Product image display follows design guidelines. The picker provides a 180×120 pt container; images should have transparent backgrounds for light/dark mode. Transparent border width affects scaling—wider borders make the accessory appear smaller (12:54).

Core Takeaways

  • What to do: Adopt AccessorySetupKit for Bluetooth/Wi-Fi accessory apps and replace the old Bluetooth permission flow. Why it’s worth it: Reduce pairing from multiple steps to one, lower drop-off, and improve privacy—your app no longer needs global Bluetooth permission.

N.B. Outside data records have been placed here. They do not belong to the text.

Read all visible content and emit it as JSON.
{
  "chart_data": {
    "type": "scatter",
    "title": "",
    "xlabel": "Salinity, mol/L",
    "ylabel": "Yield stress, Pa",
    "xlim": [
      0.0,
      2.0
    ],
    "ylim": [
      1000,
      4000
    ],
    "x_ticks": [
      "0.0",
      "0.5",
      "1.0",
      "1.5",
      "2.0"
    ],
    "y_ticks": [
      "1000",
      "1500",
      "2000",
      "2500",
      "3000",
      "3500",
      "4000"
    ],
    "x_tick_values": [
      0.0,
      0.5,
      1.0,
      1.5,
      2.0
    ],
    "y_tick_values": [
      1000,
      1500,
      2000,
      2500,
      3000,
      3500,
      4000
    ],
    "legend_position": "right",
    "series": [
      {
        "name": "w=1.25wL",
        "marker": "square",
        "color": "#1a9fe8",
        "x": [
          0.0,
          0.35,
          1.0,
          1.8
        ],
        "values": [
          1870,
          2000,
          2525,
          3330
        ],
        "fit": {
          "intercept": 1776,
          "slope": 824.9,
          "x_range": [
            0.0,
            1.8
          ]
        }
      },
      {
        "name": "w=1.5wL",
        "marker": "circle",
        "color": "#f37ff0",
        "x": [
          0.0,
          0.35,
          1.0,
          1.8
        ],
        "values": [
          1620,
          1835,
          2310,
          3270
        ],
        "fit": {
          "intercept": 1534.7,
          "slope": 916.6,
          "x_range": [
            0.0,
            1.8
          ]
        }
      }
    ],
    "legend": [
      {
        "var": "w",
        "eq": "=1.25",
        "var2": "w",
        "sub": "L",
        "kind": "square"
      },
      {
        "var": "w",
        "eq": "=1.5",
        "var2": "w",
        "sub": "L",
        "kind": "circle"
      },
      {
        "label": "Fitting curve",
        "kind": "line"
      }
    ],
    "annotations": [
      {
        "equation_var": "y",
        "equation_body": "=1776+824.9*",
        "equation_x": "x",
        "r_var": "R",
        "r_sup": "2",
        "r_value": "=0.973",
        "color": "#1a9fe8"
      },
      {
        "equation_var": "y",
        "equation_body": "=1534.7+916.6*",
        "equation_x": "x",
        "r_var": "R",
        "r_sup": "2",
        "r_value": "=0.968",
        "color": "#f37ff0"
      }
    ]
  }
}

How to start: Add AccessorySetupKit - Supports and discovery rules to Info.plist, create ASAccessorySession, configure display items with ASPickerDisplayItem, call showPicker().

  • What to do: Implement migration for shipped accessory apps, moving existing accessories from the old permission model to AccessorySetupKit. Why it’s worth it: Legacy users with Bluetooth permission won’t auto-migrate; without migration you lose fine-grained permission control. How to start: Use ASMigrationDisplayItem with existing peripheral identifiers and show migration in showPicker.

  • What to do: Optimize picker display assets so product images are clear in light and dark mode. Why it’s worth it: Product images are how users identify and verify accessories; poor images hurt completion rates. How to start: Prepare high-resolution images for the 180×120 pt container, transparent backgrounds, adjust border width for scaling, test both modes.

  • What to do: For accessories supporting both Bluetooth and Wi-Fi, configure both interface rules in one discovery descriptor. Why it’s worth it: One tap grants both Bluetooth and Wi-Fi access—no double pairing flow. How to start: Set both bluetoothServiceUUID and Wi-Fi SSID on the same ASDiscoveryDescriptor; the picker handles both technologies.